Se chi lo conosce bene dovesse pensare ad un rammarico, al
termine di questi quattro anni, probabilmente bisogna ricordare
il 29 settembre del 2020, la sua prima assemblea pubblica da
leader di Confindustria: Carlo Bonomi chiede una "visione alta e
lungimirante", un "nuovo grande patto per l'Italia". Trova la
sponda in Mario Draghi ma il confronto tra parti sociali resta
arenato sulle divisioni tra sindacati. Le condizioni c'erano.
Sul fronte delle relazioni industriali è una stagione in cui,
per esempio, Confindustria ha garantito puntualmente il rinnovo
dei contratti. Intanto al Governo si sono avvicendati tre
interlocutori molto diversi: Giuseppe Conte, Mario Draghi,
Giorgia Meloni. E' stato il terreno di confronto per battaglie
come il taglio dell'Irap e del cuneo fiscale.

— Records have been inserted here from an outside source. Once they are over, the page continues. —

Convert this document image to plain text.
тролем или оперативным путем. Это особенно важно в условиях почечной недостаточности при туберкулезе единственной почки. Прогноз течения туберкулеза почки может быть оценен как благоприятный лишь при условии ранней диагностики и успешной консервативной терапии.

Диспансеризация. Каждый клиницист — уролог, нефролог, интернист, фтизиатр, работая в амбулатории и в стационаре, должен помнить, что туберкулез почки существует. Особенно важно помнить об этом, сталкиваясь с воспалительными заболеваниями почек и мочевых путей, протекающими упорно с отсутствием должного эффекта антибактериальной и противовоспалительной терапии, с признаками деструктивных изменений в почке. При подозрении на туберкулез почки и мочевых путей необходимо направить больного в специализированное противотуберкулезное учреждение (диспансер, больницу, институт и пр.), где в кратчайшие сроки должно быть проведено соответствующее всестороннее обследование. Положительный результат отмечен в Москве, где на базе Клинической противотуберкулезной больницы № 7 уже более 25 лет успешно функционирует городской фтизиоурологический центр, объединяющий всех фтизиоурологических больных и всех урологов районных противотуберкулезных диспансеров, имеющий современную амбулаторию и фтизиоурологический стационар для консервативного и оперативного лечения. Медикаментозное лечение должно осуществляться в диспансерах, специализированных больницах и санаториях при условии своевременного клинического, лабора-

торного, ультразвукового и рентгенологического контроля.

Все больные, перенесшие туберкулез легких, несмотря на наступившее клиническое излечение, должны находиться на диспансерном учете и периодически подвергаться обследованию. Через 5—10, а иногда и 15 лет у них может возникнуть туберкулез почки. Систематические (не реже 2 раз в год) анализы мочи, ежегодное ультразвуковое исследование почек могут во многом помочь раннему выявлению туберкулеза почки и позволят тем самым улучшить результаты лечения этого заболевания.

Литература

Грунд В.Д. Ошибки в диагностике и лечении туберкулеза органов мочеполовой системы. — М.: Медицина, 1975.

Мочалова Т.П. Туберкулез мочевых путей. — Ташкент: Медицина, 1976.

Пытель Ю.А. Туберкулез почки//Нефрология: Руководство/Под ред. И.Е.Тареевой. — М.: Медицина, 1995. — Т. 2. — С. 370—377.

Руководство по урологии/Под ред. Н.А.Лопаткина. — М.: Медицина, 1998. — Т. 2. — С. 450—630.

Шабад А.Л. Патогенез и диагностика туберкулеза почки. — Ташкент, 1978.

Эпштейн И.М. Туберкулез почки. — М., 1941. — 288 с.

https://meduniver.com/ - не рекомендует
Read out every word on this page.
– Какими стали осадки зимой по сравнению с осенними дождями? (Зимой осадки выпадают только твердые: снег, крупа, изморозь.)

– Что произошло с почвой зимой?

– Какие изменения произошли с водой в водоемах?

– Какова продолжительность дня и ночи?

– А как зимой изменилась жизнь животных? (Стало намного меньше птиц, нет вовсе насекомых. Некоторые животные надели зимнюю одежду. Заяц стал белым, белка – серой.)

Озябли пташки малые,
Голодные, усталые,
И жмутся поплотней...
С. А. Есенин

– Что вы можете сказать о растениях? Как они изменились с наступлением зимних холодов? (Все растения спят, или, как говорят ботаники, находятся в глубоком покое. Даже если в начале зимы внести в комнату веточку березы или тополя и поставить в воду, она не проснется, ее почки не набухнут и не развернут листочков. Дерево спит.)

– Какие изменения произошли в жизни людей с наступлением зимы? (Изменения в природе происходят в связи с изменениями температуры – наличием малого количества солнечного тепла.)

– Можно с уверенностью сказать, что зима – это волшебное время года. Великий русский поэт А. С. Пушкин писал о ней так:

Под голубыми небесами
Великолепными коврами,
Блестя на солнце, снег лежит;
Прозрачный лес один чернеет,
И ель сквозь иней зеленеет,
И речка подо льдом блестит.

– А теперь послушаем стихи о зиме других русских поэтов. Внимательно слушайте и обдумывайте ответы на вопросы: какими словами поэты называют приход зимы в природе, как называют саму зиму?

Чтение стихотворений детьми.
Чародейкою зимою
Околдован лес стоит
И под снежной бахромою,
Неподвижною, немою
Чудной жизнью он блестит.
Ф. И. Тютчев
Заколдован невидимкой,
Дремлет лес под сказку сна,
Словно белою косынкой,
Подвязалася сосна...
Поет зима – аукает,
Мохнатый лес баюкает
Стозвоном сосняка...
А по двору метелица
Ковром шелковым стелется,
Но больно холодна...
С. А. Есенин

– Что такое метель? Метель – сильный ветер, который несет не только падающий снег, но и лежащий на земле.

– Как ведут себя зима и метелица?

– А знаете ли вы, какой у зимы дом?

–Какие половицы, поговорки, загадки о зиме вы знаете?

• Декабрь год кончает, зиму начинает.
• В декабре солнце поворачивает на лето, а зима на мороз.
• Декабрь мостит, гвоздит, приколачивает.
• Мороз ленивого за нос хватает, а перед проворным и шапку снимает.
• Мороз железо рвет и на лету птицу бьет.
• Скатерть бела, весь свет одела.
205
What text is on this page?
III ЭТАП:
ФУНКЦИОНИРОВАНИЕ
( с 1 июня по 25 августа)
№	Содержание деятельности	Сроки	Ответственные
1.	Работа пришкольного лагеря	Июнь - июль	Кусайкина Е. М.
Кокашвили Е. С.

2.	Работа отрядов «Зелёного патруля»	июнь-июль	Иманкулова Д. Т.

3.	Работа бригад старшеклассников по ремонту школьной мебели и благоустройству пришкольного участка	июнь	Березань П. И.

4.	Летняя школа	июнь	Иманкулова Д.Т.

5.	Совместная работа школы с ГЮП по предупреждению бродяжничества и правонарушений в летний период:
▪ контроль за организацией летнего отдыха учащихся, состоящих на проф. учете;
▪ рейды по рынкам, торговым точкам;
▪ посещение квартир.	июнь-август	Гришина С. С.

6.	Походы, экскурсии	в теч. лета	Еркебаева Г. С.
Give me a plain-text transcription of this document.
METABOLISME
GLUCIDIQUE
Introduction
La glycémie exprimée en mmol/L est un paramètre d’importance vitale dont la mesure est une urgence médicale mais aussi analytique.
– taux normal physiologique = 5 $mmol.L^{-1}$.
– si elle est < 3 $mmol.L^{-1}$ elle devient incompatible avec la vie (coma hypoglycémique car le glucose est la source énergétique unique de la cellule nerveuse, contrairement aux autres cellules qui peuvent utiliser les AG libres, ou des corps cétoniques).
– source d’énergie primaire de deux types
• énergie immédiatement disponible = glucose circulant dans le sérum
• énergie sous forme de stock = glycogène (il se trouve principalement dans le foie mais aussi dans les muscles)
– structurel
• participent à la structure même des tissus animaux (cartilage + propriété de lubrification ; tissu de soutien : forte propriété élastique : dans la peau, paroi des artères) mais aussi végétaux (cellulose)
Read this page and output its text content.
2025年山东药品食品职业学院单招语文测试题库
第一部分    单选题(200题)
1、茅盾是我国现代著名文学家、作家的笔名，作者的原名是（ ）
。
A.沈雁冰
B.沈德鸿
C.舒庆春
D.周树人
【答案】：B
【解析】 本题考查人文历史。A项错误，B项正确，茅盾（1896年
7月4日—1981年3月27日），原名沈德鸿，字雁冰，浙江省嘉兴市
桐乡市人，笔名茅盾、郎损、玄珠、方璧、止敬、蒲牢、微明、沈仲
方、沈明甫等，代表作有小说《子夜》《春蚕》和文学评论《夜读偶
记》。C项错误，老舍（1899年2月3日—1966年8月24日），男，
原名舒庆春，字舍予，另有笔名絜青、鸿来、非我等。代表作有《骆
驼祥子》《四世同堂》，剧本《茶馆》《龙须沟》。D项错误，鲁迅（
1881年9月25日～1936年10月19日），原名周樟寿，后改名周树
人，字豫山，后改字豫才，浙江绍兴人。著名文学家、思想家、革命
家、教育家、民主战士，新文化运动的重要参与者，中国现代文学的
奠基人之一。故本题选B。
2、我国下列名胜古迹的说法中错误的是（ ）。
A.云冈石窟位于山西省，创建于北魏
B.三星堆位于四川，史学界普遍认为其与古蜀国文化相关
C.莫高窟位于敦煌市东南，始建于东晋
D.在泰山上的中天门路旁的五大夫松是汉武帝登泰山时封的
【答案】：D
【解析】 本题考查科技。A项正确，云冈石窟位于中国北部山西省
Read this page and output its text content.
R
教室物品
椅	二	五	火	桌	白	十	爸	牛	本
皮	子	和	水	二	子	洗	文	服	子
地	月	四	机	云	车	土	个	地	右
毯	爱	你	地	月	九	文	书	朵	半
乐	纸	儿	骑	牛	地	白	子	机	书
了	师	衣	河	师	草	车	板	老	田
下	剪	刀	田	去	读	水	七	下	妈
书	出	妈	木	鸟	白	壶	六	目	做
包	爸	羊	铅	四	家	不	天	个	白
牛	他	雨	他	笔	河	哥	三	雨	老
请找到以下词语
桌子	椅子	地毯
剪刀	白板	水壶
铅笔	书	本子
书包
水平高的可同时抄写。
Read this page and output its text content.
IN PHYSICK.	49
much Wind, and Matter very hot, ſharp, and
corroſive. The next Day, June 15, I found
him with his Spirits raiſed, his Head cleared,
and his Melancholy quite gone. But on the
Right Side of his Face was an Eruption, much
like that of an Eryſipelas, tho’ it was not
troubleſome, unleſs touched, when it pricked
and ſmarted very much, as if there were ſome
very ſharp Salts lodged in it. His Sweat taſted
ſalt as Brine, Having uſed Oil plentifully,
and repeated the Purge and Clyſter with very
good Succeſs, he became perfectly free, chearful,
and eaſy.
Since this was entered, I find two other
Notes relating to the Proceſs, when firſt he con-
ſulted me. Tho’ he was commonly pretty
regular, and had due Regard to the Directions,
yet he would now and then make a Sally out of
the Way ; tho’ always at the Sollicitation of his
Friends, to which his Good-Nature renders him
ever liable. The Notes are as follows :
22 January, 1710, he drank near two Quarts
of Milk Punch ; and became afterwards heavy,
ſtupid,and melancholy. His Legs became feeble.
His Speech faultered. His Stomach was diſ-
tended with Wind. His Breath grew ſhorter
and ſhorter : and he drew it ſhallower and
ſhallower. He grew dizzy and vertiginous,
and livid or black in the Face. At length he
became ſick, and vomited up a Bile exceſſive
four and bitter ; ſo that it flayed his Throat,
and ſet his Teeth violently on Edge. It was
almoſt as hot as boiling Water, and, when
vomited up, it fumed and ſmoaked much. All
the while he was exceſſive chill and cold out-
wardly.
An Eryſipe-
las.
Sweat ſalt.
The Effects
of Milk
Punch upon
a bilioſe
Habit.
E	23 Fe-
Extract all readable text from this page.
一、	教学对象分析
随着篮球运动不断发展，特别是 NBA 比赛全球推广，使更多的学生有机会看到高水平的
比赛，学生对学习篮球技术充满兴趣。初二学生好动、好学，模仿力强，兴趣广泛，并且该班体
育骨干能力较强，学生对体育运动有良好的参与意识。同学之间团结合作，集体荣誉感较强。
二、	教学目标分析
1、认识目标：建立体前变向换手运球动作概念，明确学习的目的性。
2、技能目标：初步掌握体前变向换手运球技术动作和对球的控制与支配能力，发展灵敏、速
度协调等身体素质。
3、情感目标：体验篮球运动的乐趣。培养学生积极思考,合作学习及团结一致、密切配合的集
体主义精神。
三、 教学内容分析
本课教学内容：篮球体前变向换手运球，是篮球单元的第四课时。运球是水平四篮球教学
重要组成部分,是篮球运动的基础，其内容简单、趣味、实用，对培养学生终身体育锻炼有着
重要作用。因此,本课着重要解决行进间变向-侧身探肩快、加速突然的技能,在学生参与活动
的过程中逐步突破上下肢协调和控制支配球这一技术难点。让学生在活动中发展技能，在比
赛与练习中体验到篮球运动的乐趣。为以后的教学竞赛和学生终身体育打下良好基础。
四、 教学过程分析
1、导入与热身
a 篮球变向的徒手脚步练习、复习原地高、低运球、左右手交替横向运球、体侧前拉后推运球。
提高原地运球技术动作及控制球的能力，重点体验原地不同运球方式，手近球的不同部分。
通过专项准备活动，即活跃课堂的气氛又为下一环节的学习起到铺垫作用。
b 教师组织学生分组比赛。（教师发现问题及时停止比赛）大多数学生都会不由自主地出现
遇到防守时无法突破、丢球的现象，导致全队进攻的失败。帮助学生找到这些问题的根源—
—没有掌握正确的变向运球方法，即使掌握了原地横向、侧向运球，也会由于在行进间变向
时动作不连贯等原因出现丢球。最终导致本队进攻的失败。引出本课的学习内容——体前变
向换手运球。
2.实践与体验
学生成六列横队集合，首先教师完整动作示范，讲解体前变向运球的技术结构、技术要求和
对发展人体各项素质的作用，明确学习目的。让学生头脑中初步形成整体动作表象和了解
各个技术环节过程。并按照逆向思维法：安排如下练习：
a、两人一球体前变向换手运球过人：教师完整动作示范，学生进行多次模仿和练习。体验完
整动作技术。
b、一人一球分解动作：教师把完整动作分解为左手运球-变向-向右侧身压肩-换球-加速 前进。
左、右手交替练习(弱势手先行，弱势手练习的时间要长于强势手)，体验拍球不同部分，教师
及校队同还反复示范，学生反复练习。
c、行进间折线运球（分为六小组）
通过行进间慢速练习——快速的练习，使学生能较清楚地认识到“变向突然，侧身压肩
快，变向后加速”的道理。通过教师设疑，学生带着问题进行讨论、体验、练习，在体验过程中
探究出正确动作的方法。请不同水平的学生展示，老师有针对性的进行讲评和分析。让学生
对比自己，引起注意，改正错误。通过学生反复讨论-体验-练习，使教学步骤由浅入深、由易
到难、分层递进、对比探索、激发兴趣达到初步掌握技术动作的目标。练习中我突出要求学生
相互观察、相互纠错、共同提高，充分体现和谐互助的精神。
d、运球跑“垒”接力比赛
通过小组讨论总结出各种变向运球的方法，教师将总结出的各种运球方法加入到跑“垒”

Dietro le quinte, un ampio lavoro interno di riorganizzazione
e di riequilibrio della gestione economica di Confindustria,
anche per le partecipate: ne è un esempio il percorso di
rilancio del gruppo 24 ore. Dopo lo scoppio della guerra Carlo
Bonomi arriva a Kiev, apre una sede, uno sportello per le
imprese. E' un tassello del percorso di spinta
all'internazionalizzazione fortemente voluto da Bonomi che
chiama in via dell'Astronomia l'Ambasciatore Raffaele Langella,
attuale dg. Si rafforza il rapporto con le altre
'confindustrie', in particolare con i tedeschi di Bdi e i
francesi di Medef: riconoscono all'Italia un ruolo guida nel
confronto sulle politiche industriali europee. Apre la sede di
Singapore, poi anche la sede di Washington e con un evento
d'eccezione: l'esposizione negli Stati Uniti di dodici fogli del
Codice Atlantico di Leonardo da Vinci, "il miglior ambasciatore
per l'industria italiana ed il genio italiano".